UDPATED – The RAAF could operate a total fleet of up to 10 Boeing C-17A Globemasters after Defence Minister Senator David Johnston announced on Friday that Australia is to acquire at least two additional C-17s and is considering the acquisition of a further two examples of the heavylift transport.
Six C-17s are already in service with the RAAF’s 36 Squadron, based at Amberley west of Brisbane.
“Should the government elect to exercise this option, the two extra Globemasters would significantly enhance the Royal Australian Air Force’s capacity for operational tasks, disaster relief and humanitarian assistance in our region and around the world,” Minister Johnston said in a statement.

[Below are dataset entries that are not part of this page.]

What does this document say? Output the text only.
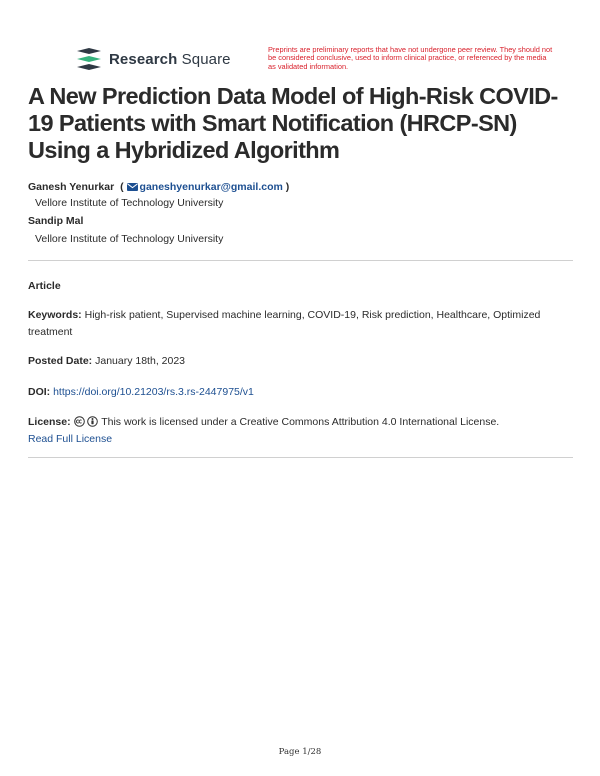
Research Square
Preprints are preliminary reports that have not undergone peer review. They should not be considered conclusive, used to inform clinical practice, or referenced by the media as validated information.
A New Prediction Data Model of High-Risk COVID-19 Patients with Smart Notification (HRCP-SN) Using a Hybridized Algorithm
Ganesh Yenurkar ( ganeshyenurkar@gmail.com )
Vellore Institute of Technology University
Sandip Mal
Vellore Institute of Technology University
Article
Keywords: High-risk patient, Supervised machine learning, COVID-19, Risk prediction, Healthcare, Optimized treatment
Posted Date: January 18th, 2023
DOI: https://doi.org/10.21203/rs.3.rs-2447975/v1
License:	This work is licensed under a Creative Commons Attribution 4.0 International License.
Read Full License
Page 1/28
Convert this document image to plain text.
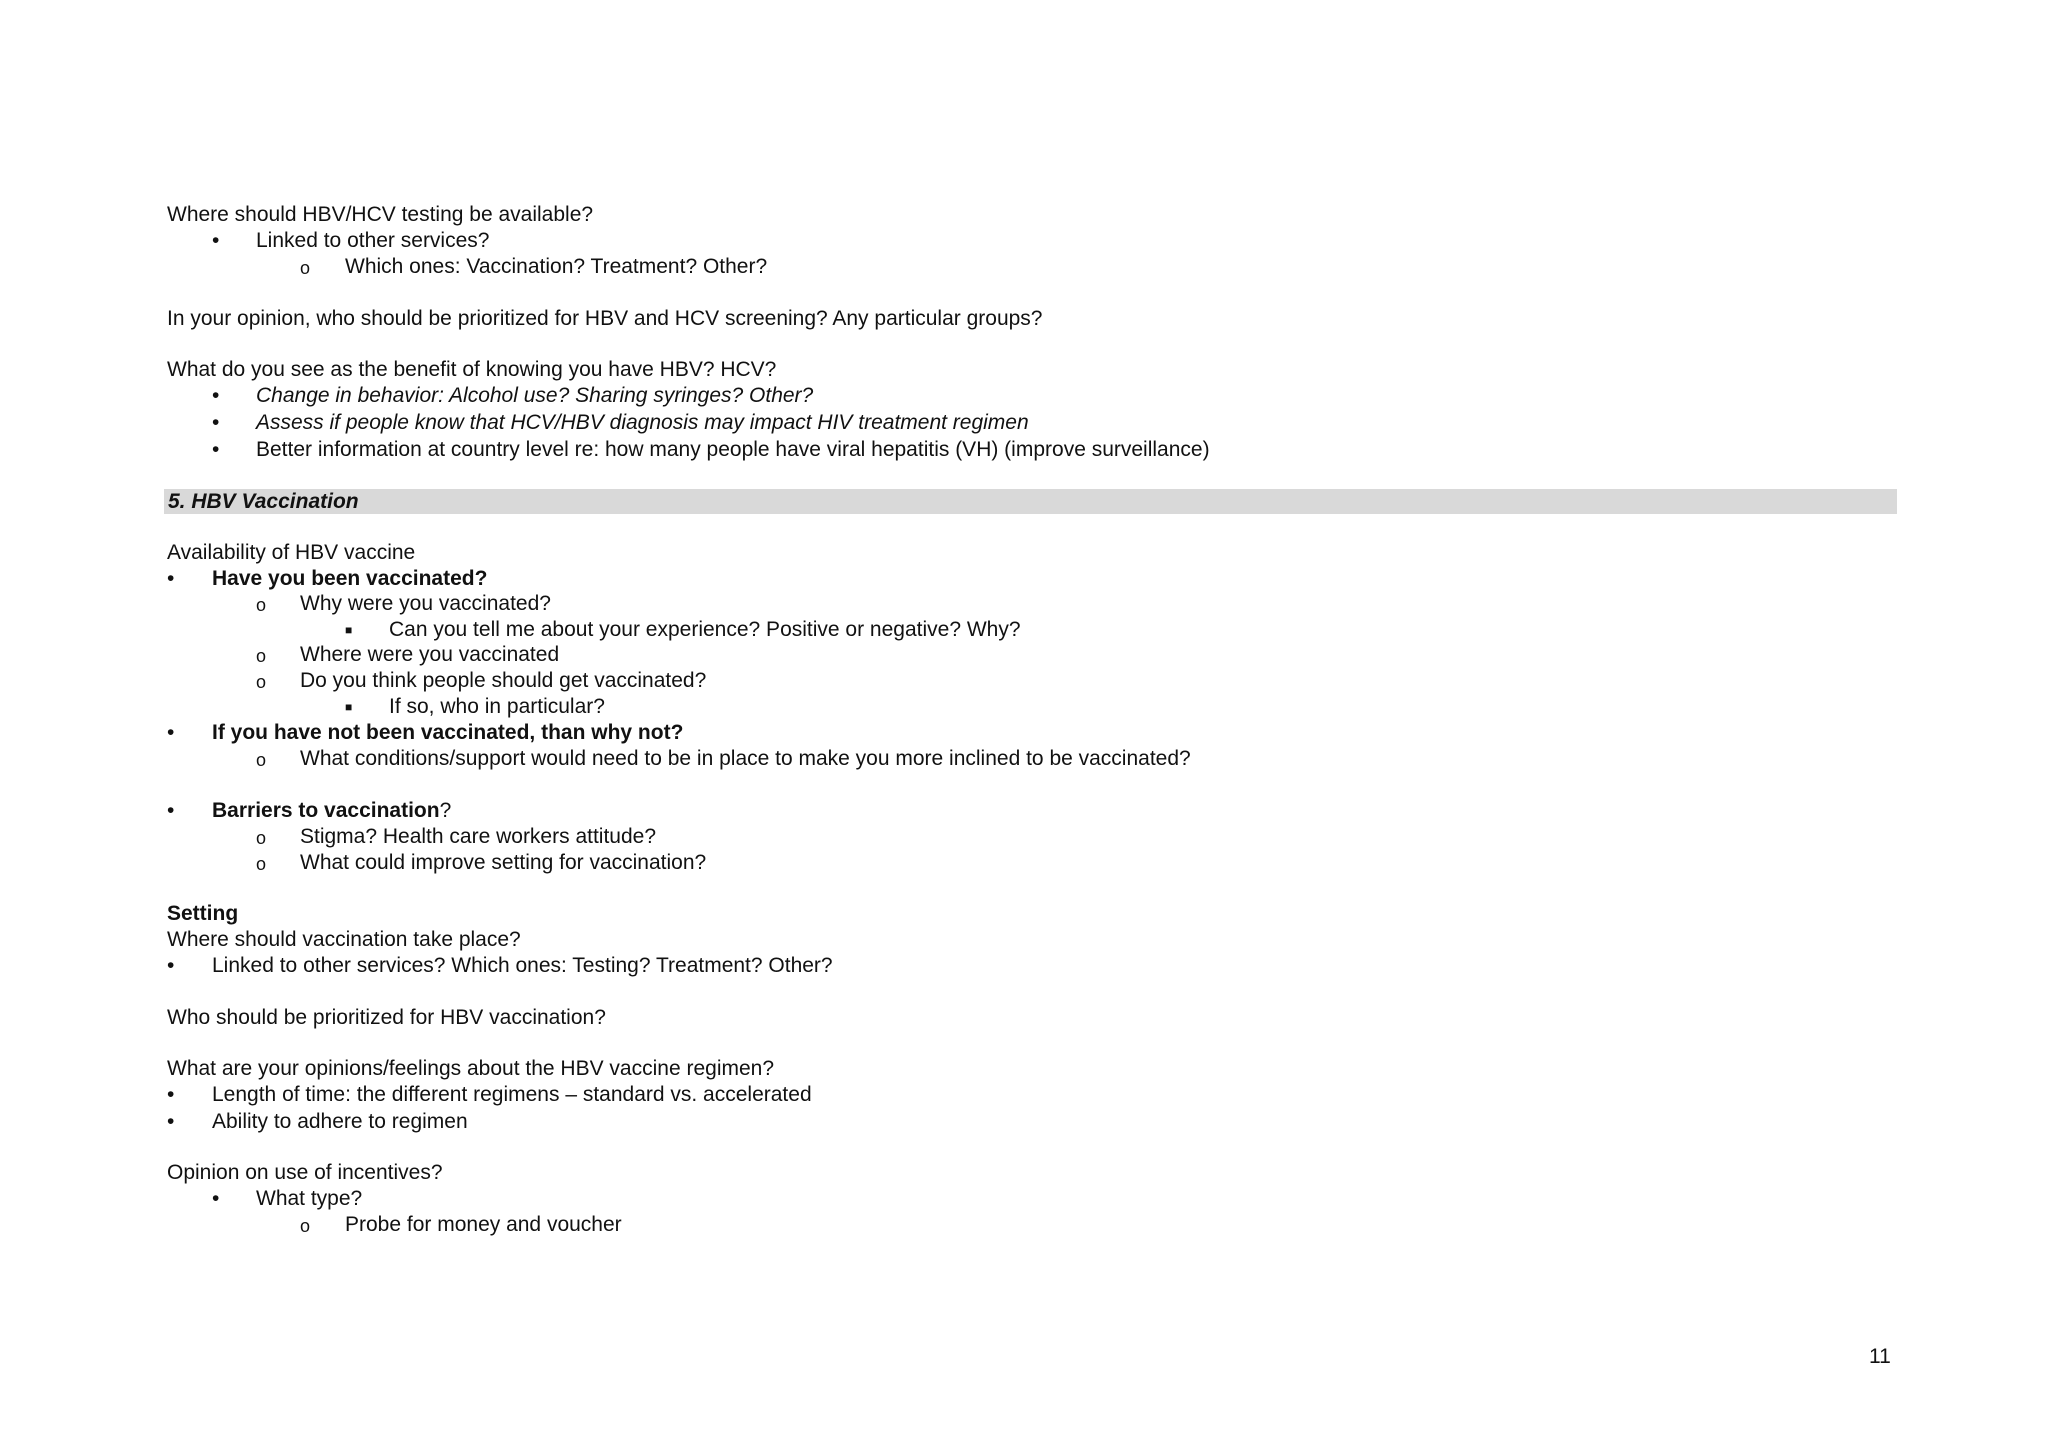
Where should HBV/HCV testing be available?
• Linked to other services?
o Which ones: Vaccination? Treatment? Other?
In your opinion, who should be prioritized for HBV and HCV screening? Any particular groups?
What do you see as the benefit of knowing you have HBV? HCV?
• Change in behavior: Alcohol use? Sharing syringes? Other?
• Assess if people know that HCV/HBV diagnosis may impact HIV treatment regimen
• Better information at country level re: how many people have viral hepatitis (VH) (improve surveillance)
5. HBV Vaccination
Availability of HBV vaccine
• Have you been vaccinated?
o Why were you vaccinated?
■ Can you tell me about your experience? Positive or negative? Why?
o Where were you vaccinated
o Do you think people should get vaccinated?
■ If so, who in particular?
• If you have not been vaccinated, than why not?
o What conditions/support would need to be in place to make you more inclined to be vaccinated?
• Barriers to vaccination?
o Stigma? Health care workers attitude?
o What could improve setting for vaccination?
Setting
Where should vaccination take place?
• Linked to other services? Which ones: Testing? Treatment? Other?
Who should be prioritized for HBV vaccination?
What are your opinions/feelings about the HBV vaccine regimen?
• Length of time: the different regimens – standard vs. accelerated
• Ability to adhere to regimen
Opinion on use of incentives?
• What type?
o Probe for money and voucher
11
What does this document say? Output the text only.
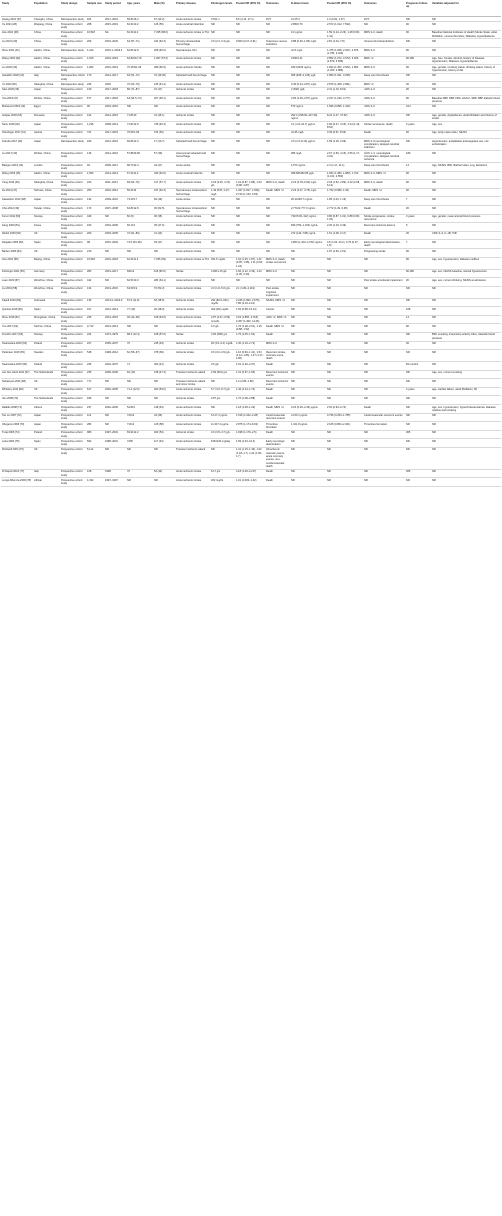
Study	Population	Study design	Sample size	Study period	Age, years	Male (%)	Primary disease	Fibrinogen levels	Pooled OR (95% CI)	Outcomes	D-dimer levels	Pooled OR (95% CI)	Outcomes	Prognosis follow-up	Variables adjusted for
Huang 2021 [37]	Chengdu, China	Retrospective study	181	2017–2019	66.8±16.2	67 (43.2)	Acute ischemic stroke	3.5±1.1	8.6 (4.14, 17.1)	DVT	3.1±5.3	1.3 (0.81, 1.47)	DVT	NR	NR
Xu 2021 [28]	Zhejiang, China	Prospective cohort study	268	2015–2019	64.3±10.2	126 (55)	Acute cerebral infarction	NR	NR	NR	2.85±0.76	2.573 (1.612, 7.594)	NR	90	NR
Hou 2021 [38]	China	Prospective cohort study	10,518	NA	62.3±11.4	7,335 (68.0)	Acute ischemic stroke or TIA	NR	NR	NR	0.2 μg/mL	1.59 (1.12–2.23), 1.28 (0.82, 1.41)	MRS 3–6, death	90	Baseline National Institutes of Health Stroke Scale, atrial fibrillation, venous thrombus, Diabetes, Hyperlipidemia
Liu 2021 [30]	China	Prospective cohort study	209	2019–2020	64 (57–71)	241 (62.3)	Primary intracerebral hemorrhage	3.0 (2.3, 3.4) g/L	0.500 (0.27–0.91)	Outcomes venous embolism	0.88 (0.46–1.83) mg/L	2.81 (1.04–7.8)	Venous thromboembolism	NR	NR
Zhou 2021 [31]	Harbin, China	Retrospective study	1,222	2016.1–2019.4	62.8±12.8	208 (62.6)	Spontaneous ICH	NR	NR	NR	≥0.5 mg/L	1.475 (1.068, 2.037), 2.876 (1.784, 3.429)	MRS 3–6	90	NR
Wang 2020 [32]	Harbin, China	Prospective cohort study	1,915	2016–2019	62.83±12.79	1,097 (57.6)	Acute ischemic stroke	NR	NR	NR	0.83±2.41	2.852 (1.072, 4.573), 3.306 (1.872, 5.836)	MRS >2	90,180	Age, Sex, Smoke, Alcohol, History of Disease Hypertension, Diabetes, Hyperlipidemia
Liu 2020 [33]	Harbin, China	Prospective cohort study	1,902	2016–2019	70.15±11.09	289 (60.9)	Acute ischemic Stroke	NR	NR	NR	183.4±229 ng/mL	1.824 (1.352, 2.662), 1.862 (1.203, 2.886)	MRS 3–6	90	Age, gender, smoking status, drinking status, history of hypertension, history of dia
Garaldini 2020 [10]	Italy	Retrospective cohort study	170	2014–2017	63 (51–72)	70 (49.30)	Subarachnoid hemorrhage	NR	NR	NR	965 (495–2,145) μg/L	1.850 (1.031, 3.335)	Deep vein thrombosis	NR	NR
Ye 2020 [35]	Shanghai, China	Retrospective study	236	2018	70 (62–79)	145 (61.4)	Acute ischemic stroke	NR	NR	NR	0.45 (0.24–0.87) mg/L	2.876 (1.408, 2.891)	MRS >2	30	NR
Sato 2020 [36]	Japan	Prospective cohort study	130	2017–2018	80 (71–87)	16 (47)	Ischemic stroke	NR	NR	NR	2 (833) pg/L	2.31 (1.19, 8.61)	mRS 3–6	90	NR
Yao 2019 [37]	Wuhan, China	Prospective cohort study	677	2017–2018	64 (54.5–72)	407 (60.1)	Acute ischemic stroke	NR	NR	NR	3.05 (2.45–3.57) μg/mL	2.227 (1.240, 3.777)	mRS 3–6	90	Baseline SBP, DBP, FBG, HbA1c, SBP, DBP diabetic blood pressure
Mohamed 2019 [12]	Egypt	Prospective cohort study	96	2015–2016	NR	NR	Acute ischemic stroke	NR	NR	NR	570 ng/mL	1.596 (0.895, 1.323)	mRS 3–6	24 h	NR
Hulpau 2018 [18]	Romania	Prospective cohort study	124	2014–2015	71.8±10	41 (46.1)	Ischemic stroke	NR	NR	NR	292.3 (238.00–237.39) ng/mL	8.24 (1.47, 47.62)	mRS 3–6	NR	Age, gender, dyslipidemia, atrial fibrillation and history of stroke
Nezu 2018 [40]	Japan	Prospective cohort study	1,236	2008–2014	71.8±12.9	745 (62.3)	Acute ischemic stroke	NR	NR	NR	4.1 (1.8–24.7) μg/mL	1.82 (0.47, 3.15), 2.24 (1.49, 8.52)	Stroke recurrence, death	3 years	Age, sex
Oberlinger 2017 [41]	Austria	Prospective cohort study	721	2017–2015	76.6±6–84	374 (52)	Acute ischemic stroke	NR	NR	NR	≥0.95 mg/L	0.39 (0.51, 8.03)	Death	60	Age, body mass index, NIHSS
Fukuda 2017 [42]	Japan	Retrospective study	182	2012–2015	60.8±12.3	17 (13.7)	Subarachnoid hemorrhage	NR	NR	NR	3.0 (1.5–8.10) μg/mL	1.59 (1.18, 2.09)	MRS 3–6 neurological complication, delayed cerebral infarction	NR	Hypertension, antiplatelet/ anticoagulant use, coil embolization
Liu 2017 [43]	Wuhan, China	Prospective cohort study	146	2014–2016	57.86±9.82	57 (39)	Aneurysmal subarachnoid hemorrhage	NR	NR	NR	286 mg/L	2.67 (1.65, 4.15), 2.56 (1.17, 3.22)	GOS 1–3, neurological complication, delayed cerebral ischemia	180	NR
Balogun 2016 [14]	London	Prospective cohort study	92	2009–2011	68.7±12.4	44 (47)	Acute stroke	NR	NR	NR	1,570 ng/mL	2.4 (1.17, 11.1)	Deep vein thrombosis	14	Age, NIHSS, BMI, Barthel index, Log, bacterium
Wang 2016 [15]	Harbin, China	Prospective cohort study	1,550	2014–2014	67.4±11.2	343 (62.6)	Acute cerebral infarctio	NR	NR	NR	289.68±282.86 μg/L	1.654 (1.380, 1.980), 1.722 (1.161, 2.553)	MRS 3–6, MRS >3	90	NR
Yang 2014 [46]	Shanghai, China	Prospective cohort study	220	2011–2013	69 (64–76)	127 (57.7)	Acute ischemic stroke	4.04 (3.45, 4.70) g/L	1.22 (0.87, 1.88), 1.63 (0.98, 2.87)	MRS 3–6, death	2.24 (3.78–9.62) mg/L	2.18 (1.52, 2.89), 2.22 (2.08, 6.13)	MRS 3–6, death	90	NR
Hu 2014 [47]	Sichuan, China	Prospective cohort study	250	2016–2012	55.4±14	167 (62.3)	Spontaneous intracerebral hemorrhage	1.49 (678, 4.27) mg/L	1.327 (1.817, 1.529), 2.720 (1.133, 6.53)	Death, MRS >2	2.23 (4.47, 3.75) mg/L	1.762 (0.589, 1.36)	Death, MRS >2	60	NR
Kawashiro 2012 [48]	Japan	Prospective cohort study	132	2009–2010	73.2±9.7	66 (49)	Acute stroke	NR	NR	NR	25.14±48.7 mg/mL	1.85 (1.03, 1.19)	Deep vein thrombosis	7	NR
Chiu 2012 [49]	Taiwan, China	Prospective cohort study	170	2007–2008	64.8±12.8	45 (62.5)	Spontaneous intracerebral hemorrhage	NR	NR	NR	2,774±2,777.0 ng/mL	2.772 (1.09, 6.48)	Death	30	NR
Kuruz 2011 [50]	Norway	Prospective cohort study	449	NR	82 (6)	30 (35)	Acute ischemic stroke	NR	NR	NR	733±72±1,412) ng/mL	0.86 (0.87, 1.01), 0.88 (0.80, 1.02)	Stroke progression, stroke recurrence	3 years	Age, gender, mean arterial blood pressure
Kang 2009 [51]	Korea	Prospective cohort study	153	2004–2006	66.1±2	35 (47.6)	Acute ischemic stroke	NR	NR	NR	830 (753–1,103) ng/mL	2.20 (1.19, 0.49)	Recurrent ischemic lesions	5	NR
Welsh 2009 [52]	UK	Prospective cohort study	200	2003–2005	72 (61–80)	41 (43)	Acute ischemic stroke	NR	NR	NR	272 (143–738) ng/mL	1.51 (1.08, 2.17)	Death	30	CRP, IL-6, IL-1B, TNF
Delgado 2006 [53]	Spain	Prospective cohort study	98	2007–2004	74.5 (63–82)	63 (47)	Acute ischemic stroke	NR	NR	NR	2,803 (1,100–4,703) ng/mL	4.5 (1.02, 20.2), 0.75 (0.37, 1.5)	Early neurological deterioration, death	7	NR
Barber 2006 [54]	UK	Prospective cohort study	210	NR	NR	NR	Acute ischemic stroke	NR	NR	NR	NR	1.87 (1.39, 2.51)	Progressing stroke	90	NR
Hou 2021 [55]	Beijing, China	Prospective cohort study	10,518	2015–2018	62.3±11.4	7,335 (69)	Acute ischemic stroke or TIA	451.5 mg/dL	1.62 (1.25, 1.87), 1.22 (0.95, 1.58), 1.11 (0.90, 1.24)	MRS 3–6, death, stroke recurrence	NR	NR	NR	90	Age, sex, hypertension, diabetes mellitus
Kristinger 2021 [56]	Germany	Prospective cohort study	283	2013–2017	69±12	118 (50.0)	Stroke	4.06±1.15 g/L	1.66 (1.12, 2.36), 1.23 (1.05, 2.29)	MRS 3–6	NR	NR	NR	90,180	Age, sex, NIHSS baseline, arterial hypertension
Luan 2020 [57]	Wenzhou, China	Prospective cohort study	442	NR	62.5±10.3	284 (64.1)	Acute ischemic stroke	NR	NR	NR	NR	NR	Post stroke emotional impairment	30	Age, sex, current drinking, NIHSS at admission
Liu 2019 [58]	Wenzhou, China	Prospective cohort study	134	2013–2015	64.6±9.9	70 (52.2)	Acute ischemic stroke	3.3 (1.6–5.0) g/L	2.1 (1.82–2.119)	Post stroke cognitive impairment	NR	NR	NR	NR	NR
Kapidi 2019 [59]	Indonesia	Prospective cohort study	135	2013.2–2013.9	57.9 (11.9)	52 (38.5)	Ischemic stroke	292 (82.6–631) mg/dL	2.226 (1.893, 2.675), 7.80 (4.16–11.9)	NIHSS, MRS >3	NR	NR	NR	NR	NR
Quintas 2018 [60]	Spain	Prospective cohort study	917	2012–2014	77 (13)	20 (48.0)	Ischemic stroke	462 (99) mg/dL	1.55 (0.98–15.14)	Cancer	NR	NR	NR	168	NR
Zhou 2018 [61]	Zhongshan, China	Prospective cohort study	235	2013–2015	46 (43–48)	108 (63.6)	Acute ischemic stroke	2.87 (2.07–3.59) mmol/L	2.63 (1.856, 3.718), 2.467 (1.460, 4.126)	mRS >2, MRS >3	NR	NR	NR	14	NR
You 2017 [62]	Suzhou, China	Prospective cohort study	2,712	2013–2014	NR	NR	Acute ischemic stroke	4.0 g/L	1.76 (1.18–2.61), 1.15 (0.88, 1.52)	Death, MRS >2	NR	NR	NR	90	NR
Frerichs 2017 [63]	Norway	Prospective cohort study	224	1974–1979	68.3 (12.4)	108 (57.0)	Stroke	3.06 (695) g/L	1.76 (1.05–1.51)	Death	NR	NR	NR	NR	BMI, smoking, Francshop activity index, diastolic blood pressure
Swarowska 2016 [64]	Poland	Prospective cohort study	227	2005–2007	70	245 (49)	Ischemic stroke	20 (3.5–2.4) mg/dL	1.30 (1.19–2.72)	MRS 3–6	NR	NR	NR	30	NR
Pedersen 2016 [65]	Sweden	Prospective cohort study	548	1998–2012	62 (56–67)	378 (69)	Ischemic stroke	3.6 (3.0–3.9) g/L	1.10 (0.90–1.41), 1.54 (1.12–1.86), 1.47 (1.17–1.86)	Recurrent stroke, coronary event, death	NR	NR	NR	NR	NR
Swarowska 2015 [66]	Poland	Prospective cohort study	236	2004–2007	71	302 (41)	Ischemic stroke	3.5 g/L	1.62 (1.29–2.07)	Death	NR	NR	NR	84 months	NR
van den Herik 2011 [67]	The Netherlands	Prospective cohort study	235	2005–2006	62 (13)	168 (47.4)	Transient ischemic attack	2.69 (616) g/L	1.31 (0.97–1.56)	Recurrent ischemic events	NR	NR	NR	NR	Age, sex, current smoking
Sebastyan 2011 [68]	UK	Prospective cohort study	771	NR	NR	NR	Transient ischemic attack and minor stroke	NR	1.2 (0.86–1.80)	Recurrent ischemic events	NR	NR	NR	NR	NR
Whiteley 2011 [69]	UK	Prospective cohort study	617	2002–2005	71.4 (12.6)	462 (53.0)	Acute ischemic stroke	5.7 (3.0–5.7) g/L	1.46 (1.24–1.72)	Death	NR	NR	NR	4 years	age, cardiac failure, atrial fibrillation, MI
Van 2008 [70]	The Netherlands	Prospective cohort study	189	NR	NR	NR	Ischemic stroke	2.87 g/L	1.76 (1.08–2.88)	Death	NR	NR	NR	NR	NR
Rallidis 2008 [71]	Athens	Prospective cohort study	237	2002–2006	54.8±2	148 (64)	Acute ischemic stroke	NR	1.18 (1.08–1.29)	Death, MRS >2	0.24 (0.45–2.45) μg/mL	2.52 (0.93–6.74)	Death	NR	Age, sex, hypertension, hypercholesterolemia, diabetes mellitus and smoking
Tan on 2007 [72]	Japan	Prospective cohort study	113	NR	72±14	43 (36)	Acute ischemic stroke	6.1±7.2 μg/mL	1.516 (1.042–2.28)	Cerebrovascular recurrent events	4.2±3.1 μg/mL	0.736 (0.253–1.785)	Cerebrovascular recurrent events	NR	NR
Olivgenis 2006 [73]	Japan	Prospective cohort study	284	NR	71±12	126 (58)	Acute ischemic stroke	11.3±7.2 μg/mL	2.875 (1.174–8.03)	Thrombus formation	1.4±1.8 μg/mL	2.105 (0.863–2.461)	Thrombus formation	NR	NR
Turaj 2006 [74]	Poland	Prospective cohort study	980	1997–2001	69.9±12.2	403 (53)	Ischemic stroke	3.0 (3.5–3.7) g/L	1.638 (1.176–2.5)	Death	NR	NR	NR	365	NR
Leira 2004 [75]	Spain	Prospective cohort study	592	1998–2001	72±8	117 (44)	Acute ischemic stroke	516±126 mg/day	1.59 (1.03–16.2)	Early neurologic deterioration	NR	NR	NR	NR	NR
Rothwell 2004 [76]	UK	Prospective cohort study	5,112	NR	NR	NR	Transient ischemic attack	NR	1.31 (1.15–1.49), 1.62 (1.18–1.7), 1.24 (1.05–1.7)	All ischemic vascular events, acute coronary events, non-cerebrovascular death	NR	NR	NR	NR	NR
Di Napoli 2001 [77]	Italy	Prospective cohort study	128	1998	70	52 (42)	Acute ischemic stroke	6.17 g/L	4.18 (1.46–11.97)	Death	NR	NR	NR	365	NR
Longo-Mbenza 2000 [78]	African	Prospective cohort study	1,332	1997–1997	NR	NR	Acute ischemic stroke	403 mg/dL	1.01 (1.003–1.02)	Death	NR	NR	NR	NR	NR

Further, the Minister said that the government has requested pricing and availability data through the US government’s Foreign Military Sales (FMS) program for a further two C-17s, which would take the total RAAF fleet to 10. Decisions regarding the acquisition of the ninth and tenth aircraft are being informed by the Force Structure Review being developed as part of the 2015 Defence White Paper process, he said in a statement on Friday.
“Since the first delivery in 2006, we have seen the C-17A Globemaster perform exceptionally well at the forefront of Australia’s military operations and humanitarian work. Recent global events have seen Australia’s national capabilities like the C-17A come to the fore to assist our friends and allies.”
The additional C-17s would integrate seamlessly into the existing fleet based at RAAF Base Amberley, the Defence Minister added.
The Minister first revealed the government was considering extra C-17s in an August interview with News Limited, where he called the acquisition a “no-brainer“.
The opportunity to acquire additional C-17s is limited. Boeing is currently building its 269th and last C-17 at its Long Beach, California plant, with production due to wind up next year. However, the company is building 15 “white tail” aircraft without a customer to date. India (which already has 10 on order) is reportedly interested in a numbr of these, and Boeing remains in ongoing discussions with other existing C-17 operators and potential new customers regarding the remaining aircraft.
Australia initially ordered four C-17s in 2006 which were delivered between December that year and January 2008. The fifth and sixth aircraft were delivered in 2011 and 2012.